During one round of socialization, a woman in a black cat mask and dress approaches Ettorio. Ettorio excuses himself from a suspicious Bessari to walk with her. He shortly recognizes her as Catariella, a noted actress… and one of Raspian City’s Black Veils. She informs him that House Miriadis has contracted the Veil’s services — and the target is Crestir Miriadis.

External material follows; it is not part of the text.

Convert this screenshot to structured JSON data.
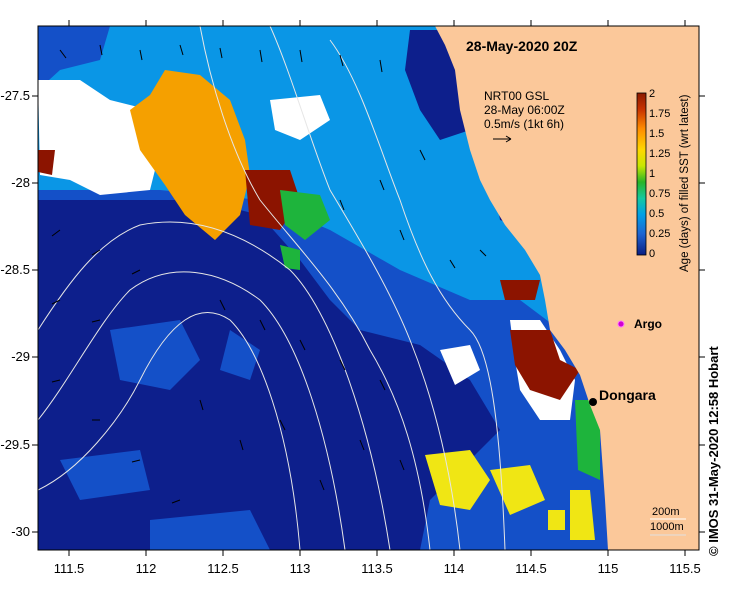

Ettorio gathers his friends discreetly. He informs them of the hit, and the odd position he’s in — he cannot honestly refuse. Vesper is torn: she doesn’t want Cortifo to wind up owing the Miriadis if Crestir’s found dead at his party, but she also wants Crestir dead. Rugo decides he can’t involve himself with the operation, but he won’t spoil it, either. The others agree to help.
Catariella distracts Crestir, luring him into the Storm Parlor. Opilio and Carenza chat with a bored Prince Olidian to keep his attention away from the others. In the process, they learn that the group’s names have been circulating among the various princes: they’re developing something of a reputation. “Every prince considers the presence of unknown variables such as yourselves,” he explains, and goes on to elaborate that they have a reputation for defying proper laws and channels but working for what seems to be the common good. As that plays out, Vesper and Kosvach block line of sight to one of the Storm Parlor’s doorways by indulging in a passionate clinch. (“This is your plan?” Kosvach asks her. “I’m the one who comes up with the good plans,” she responds.) Ettorio convinces Vestiri to wear his costume for a bit, and while Vestiri-as-Ettorio regales an audience, Ettorio dresses in a purloined harlequin costume, slips into the Storm Parlor, and cuts Crestir’s life short with ease.
After that, the rest of the evening is something of an anticlimax. When the Prince’s servants discover the body, they are remarkably discreet at removing it. Indeed, it’s heard the next day that apparently Crestir Miriadis was seen stumbling drunkenly out of the masquerade, making a minor scene of himself, only to be found face-down and lifeless in a Scabbard gutter.